The first match in this round for CONCACAF took place in Nicaragua, where the home nation defeated Suriname by 1-0. This was not the biggest game in qualification. No one would expect either to get anywhere close to being included in the finals, and CONCACAF themselves have not even bothered to fill in the match stats. The home team started with 10 players from the local league, and one who played in Costa Rica. The away team was of similar nature, with the local players supplemented by one playing in Trinidad.

It could have been a lot different, Suriname may be ranked around 150 by FIFA, and may be a small country with a population not much over half a million. But it has produced a lot of footballers. Edgar Davids, Clarence Seedorf and Jimmy Floyd Hasselbaink were all born in Suriname, while Ruud Gullit, Frank Rijkaard and Patrick Kluivert are all sons of Surinamese émigrés.

In May, a team of players who all qualified to play for Suriname (under FIFA rules) played a game in Almere, Netherlands. Most of the players were from the Netherlands Professional Leagues, although also included were Lorenzo Davids (cousin of Edgar, playing in Denmark) and Nigel Hasselbaink (nephew of Jimmy Floyd, playing for Hamilton Academical).

Why do none of these play for the National team? It appears to be a matter of politics. For reasons best known to themselves, the Surinamese have decided not to play any player who is not a citizen of the country and holds a Surinamese passport. The law of the country prohibits the holding of dual citizenship, so players cannot hold both Suriname and Dutch passports.

Other countries play to FIFA rules which are more relaxed. The majority of the players in the Algerian National Team are French citizens.

There have been moves in Suriname to change the situation, with a move to allow for dual nationality. Even if passed, it may not make a difference. The Netherlands also has laws against dual nationality, with only a few exceptions permitted. A professional football player would not be granted an exemption from the rules, and would not want to give up the citizenship that allowed him to play professional football anywhere within the European Union.

Suriname can still choose to allow these players to play for them. They are qualified under FIFA rules, so it only takes local will to change the attitude and they can join those nations with players who first step foot in their “homeland” to play an international.

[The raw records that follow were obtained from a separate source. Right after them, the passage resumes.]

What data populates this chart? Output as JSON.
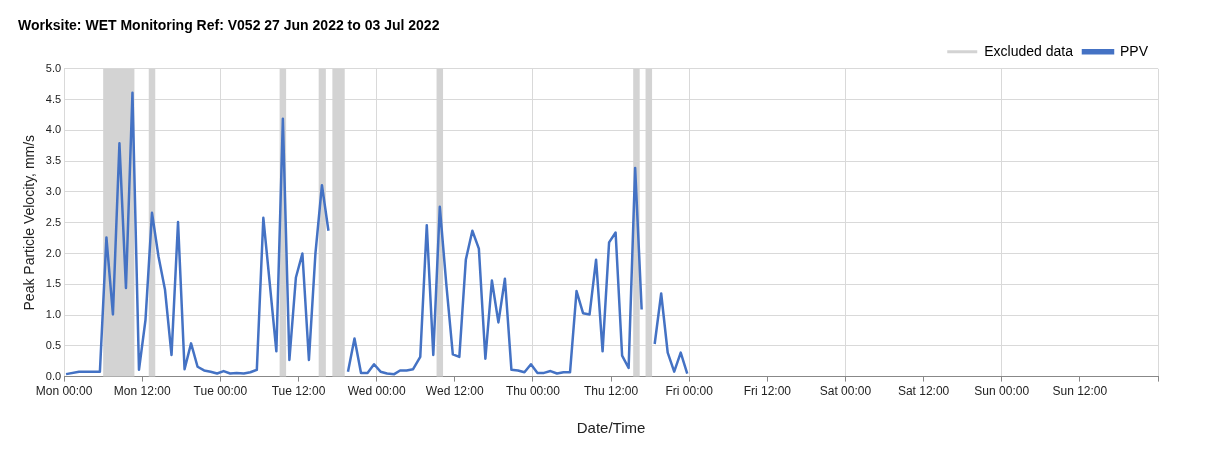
{
  "chart_data": {
    "type": "line",
    "title": "Worksite: WET Monitoring Ref: V052 27 Jun 2022 to 03 Jul 2022",
    "xlabel": "Date/Time",
    "ylabel": "Peak Particle Velocity, mm/s",
    "xlim": [
      "2022-06-27T00:00",
      "2022-07-04T00:00"
    ],
    "xticks": [
      {
        "value": "2022-06-27T00:00",
        "label": "Mon 00:00"
      },
      {
        "value": "2022-06-27T12:00",
        "label": "Mon 12:00"
      },
      {
        "value": "2022-06-28T00:00",
        "label": "Tue 00:00"
      },
      {
        "value": "2022-06-28T12:00",
        "label": "Tue 12:00"
      },
      {
        "value": "2022-06-29T00:00",
        "label": "Wed 00:00"
      },
      {
        "value": "2022-06-29T12:00",
        "label": "Wed 12:00"
      },
      {
        "value": "2022-06-30T00:00",
        "label": "Thu 00:00"
      },
      {
        "value": "2022-06-30T12:00",
        "label": "Thu 12:00"
      },
      {
        "value": "2022-07-01T00:00",
        "label": "Fri 00:00"
      },
      {
        "value": "2022-07-01T12:00",
        "label": "Fri 12:00"
      },
      {
        "value": "2022-07-02T00:00",
        "label": "Sat 00:00"
      },
      {
        "value": "2022-07-02T12:00",
        "label": "Sat 12:00"
      },
      {
        "value": "2022-07-03T00:00",
        "label": "Sun 00:00"
      },
      {
        "value": "2022-07-03T12:00",
        "label": "Sun 12:00"
      },
      {
        "value": "2022-07-04T00:00",
        "label": null
      }
    ],
    "ylim": [
      0,
      5
    ],
    "yticks": [
      {
        "value": 0,
        "label": "0.0"
      },
      {
        "value": 0.5,
        "label": "0.5"
      },
      {
        "value": 1,
        "label": "1.0"
      },
      {
        "value": 1.5,
        "label": "1.5"
      },
      {
        "value": 2,
        "label": "2.0"
      },
      {
        "value": 2.5,
        "label": "2.5"
      },
      {
        "value": 3,
        "label": "3.0"
      },
      {
        "value": 3.5,
        "label": "3.5"
      },
      {
        "value": 4,
        "label": "4.0"
      },
      {
        "value": 4.5,
        "label": "4.5"
      },
      {
        "value": 5,
        "label": "5.0"
      }
    ],
    "grid": true,
    "legend": "top right",
    "marker": "none",
    "line_style": "solid",
    "bands": [
      {
        "axis": "x",
        "from": "2022-06-27T06:00",
        "to": "2022-06-27T10:48",
        "label": "Excluded data",
        "color": "#d3d3d3"
      },
      {
        "axis": "x",
        "from": "2022-06-27T13:00",
        "to": "2022-06-27T14:00",
        "color": "#d3d3d3"
      },
      {
        "axis": "x",
        "from": "2022-06-28T09:06",
        "to": "2022-06-28T10:06",
        "color": "#d3d3d3"
      },
      {
        "axis": "x",
        "from": "2022-06-28T15:06",
        "to": "2022-06-28T16:12",
        "color": "#d3d3d3"
      },
      {
        "axis": "x",
        "from": "2022-06-28T17:12",
        "to": "2022-06-28T19:06",
        "color": "#d3d3d3"
      },
      {
        "axis": "x",
        "from": "2022-06-29T09:12",
        "to": "2022-06-29T10:12",
        "color": "#d3d3d3"
      },
      {
        "axis": "x",
        "from": "2022-06-30T15:24",
        "to": "2022-06-30T16:24",
        "color": "#d3d3d3"
      },
      {
        "axis": "x",
        "from": "2022-06-30T17:18",
        "to": "2022-06-30T18:18",
        "color": "#d3d3d3"
      }
    ],
    "series": [
      {
        "name": "PPV",
        "color": "#4472c4",
        "x": [
          "2022-06-27T00:18",
          "2022-06-27T02:18",
          "2022-06-27T05:30",
          "2022-06-27T06:30",
          "2022-06-27T07:30",
          "2022-06-27T08:30",
          "2022-06-27T09:30",
          "2022-06-27T10:30",
          "2022-06-27T11:30",
          "2022-06-27T12:30",
          "2022-06-27T13:30",
          "2022-06-27T14:30",
          "2022-06-27T15:30",
          "2022-06-27T16:30",
          "2022-06-27T17:30",
          "2022-06-27T18:30",
          "2022-06-27T19:30",
          "2022-06-27T20:30",
          "2022-06-27T21:30",
          "2022-06-27T22:30",
          "2022-06-27T23:30",
          "2022-06-28T00:30",
          "2022-06-28T01:30",
          "2022-06-28T02:30",
          "2022-06-28T03:36",
          "2022-06-28T04:36",
          "2022-06-28T05:36",
          "2022-06-28T06:36",
          "2022-06-28T07:36",
          "2022-06-28T08:36",
          "2022-06-28T09:36",
          "2022-06-28T10:36",
          "2022-06-28T11:36",
          "2022-06-28T12:36",
          "2022-06-28T13:36",
          "2022-06-28T14:36",
          "2022-06-28T15:36",
          "2022-06-28T16:36",
          "2022-06-28T17:36",
          "2022-06-28T18:36",
          "2022-06-28T19:36",
          "2022-06-28T20:36",
          "2022-06-28T21:36",
          "2022-06-28T22:36",
          "2022-06-28T23:36",
          "2022-06-29T00:36",
          "2022-06-29T01:36",
          "2022-06-29T02:42",
          "2022-06-29T03:36",
          "2022-06-29T04:36",
          "2022-06-29T05:36",
          "2022-06-29T06:42",
          "2022-06-29T07:42",
          "2022-06-29T08:42",
          "2022-06-29T09:42",
          "2022-06-29T10:42",
          "2022-06-29T11:42",
          "2022-06-29T12:42",
          "2022-06-29T13:42",
          "2022-06-29T14:42",
          "2022-06-29T15:42",
          "2022-06-29T16:42",
          "2022-06-29T17:42",
          "2022-06-29T18:42",
          "2022-06-29T19:42",
          "2022-06-29T20:42",
          "2022-06-29T21:42",
          "2022-06-29T22:42",
          "2022-06-29T23:42",
          "2022-06-30T00:42",
          "2022-06-30T01:42",
          "2022-06-30T02:42",
          "2022-06-30T03:42",
          "2022-06-30T04:42",
          "2022-06-30T05:42",
          "2022-06-30T06:42",
          "2022-06-30T07:42",
          "2022-06-30T08:42",
          "2022-06-30T09:42",
          "2022-06-30T10:42",
          "2022-06-30T11:42",
          "2022-06-30T12:42",
          "2022-06-30T13:42",
          "2022-06-30T14:42",
          "2022-06-30T15:42",
          "2022-06-30T16:42",
          "2022-06-30T17:42",
          "2022-06-30T18:42",
          "2022-06-30T19:42",
          "2022-06-30T20:42",
          "2022-06-30T21:42",
          "2022-06-30T22:42",
          "2022-06-30T23:42"
        ],
        "values": [
          0.04,
          0.08,
          0.08,
          2.26,
          1.01,
          3.79,
          1.44,
          4.61,
          0.11,
          0.92,
          2.66,
          1.95,
          1.41,
          0.35,
          2.51,
          0.12,
          0.54,
          0.16,
          0.1,
          0.08,
          0.05,
          0.09,
          0.05,
          0.06,
          0.05,
          0.07,
          0.11,
          2.58,
          1.5,
          0.41,
          4.19,
          0.27,
          1.61,
          2.0,
          0.27,
          2.0,
          3.11,
          2.37,
          null,
          null,
          0.08,
          0.62,
          0.06,
          0.06,
          0.2,
          0.08,
          0.05,
          0.04,
          0.1,
          0.1,
          0.12,
          0.32,
          2.46,
          0.35,
          2.76,
          1.5,
          0.36,
          0.32,
          1.9,
          2.37,
          2.08,
          0.29,
          1.56,
          0.88,
          1.59,
          0.11,
          0.1,
          0.07,
          0.2,
          0.06,
          0.06,
          0.09,
          0.05,
          0.07,
          0.07,
          1.39,
          1.03,
          1.01,
          1.9,
          0.41,
          2.18,
          2.34,
          0.34,
          0.14,
          3.39,
          1.09,
          null,
          0.53,
          1.35,
          0.39,
          0.08,
          0.39,
          0.05
        ]
      }
    ]
  }
}
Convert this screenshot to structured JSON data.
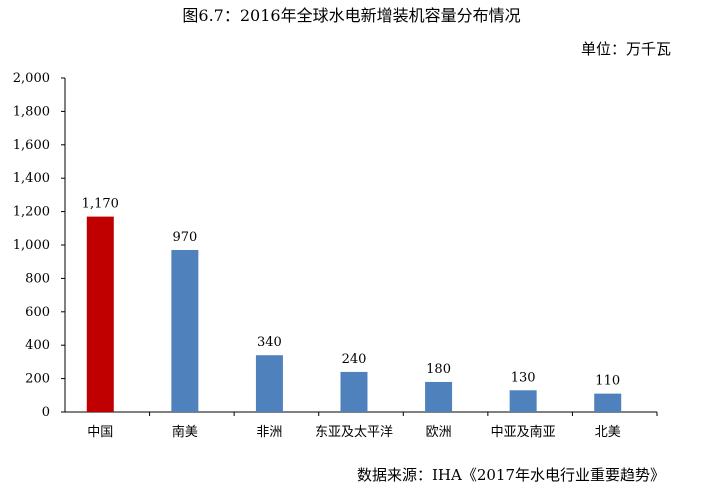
{
  "chart_data": {
    "type": "bar",
    "title": "图6.7：2016年全球水电新增装机容量分布情况",
    "unit_label": "单位：万千瓦",
    "source": "数据来源：IHA《2017年水电行业重要趋势》",
    "categories": [
      "中国",
      "南美",
      "非洲",
      "东亚及太平洋",
      "欧洲",
      "中亚及南亚",
      "北美"
    ],
    "values": [
      1170,
      970,
      340,
      240,
      180,
      130,
      110
    ],
    "data_labels": [
      "1,170",
      "970",
      "340",
      "240",
      "180",
      "130",
      "110"
    ],
    "ylim": [
      0,
      2000
    ],
    "yticks": [
      0,
      200,
      400,
      600,
      800,
      1000,
      1200,
      1400,
      1600,
      1800,
      2000
    ],
    "ytick_labels": [
      "0",
      "200",
      "400",
      "600",
      "800",
      "1,000",
      "1,200",
      "1,400",
      "1,600",
      "1,800",
      "2,000"
    ],
    "grid": false,
    "colors": {
      "highlight": "#c00000",
      "default": "#4f81bd",
      "axis": "#000000"
    }
  }
}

But then perhaps it does not matter. Suriname’s team of foreign professionals lost in Almere, to another team who use mainly players with Netherlands passports. In fact their opponents, Curacao are still a constituent part of the Netherlands. Curacao may use players from the Netherlands League, and may be coached by a famous footballing son, but no one is expecting to see them in Russia (or wherever the finals are held). And all the best players will still decide they are better off declaring for the Netherlands. The coach of Curacao was born in Amsterdam, but could have played for his mother’s home country, Curacao – or by FIFA rules for his father’s place of birth, Suriname. I have already mentioned his name, Patrick Kluivert won all of his 79 international caps for the Netherlands.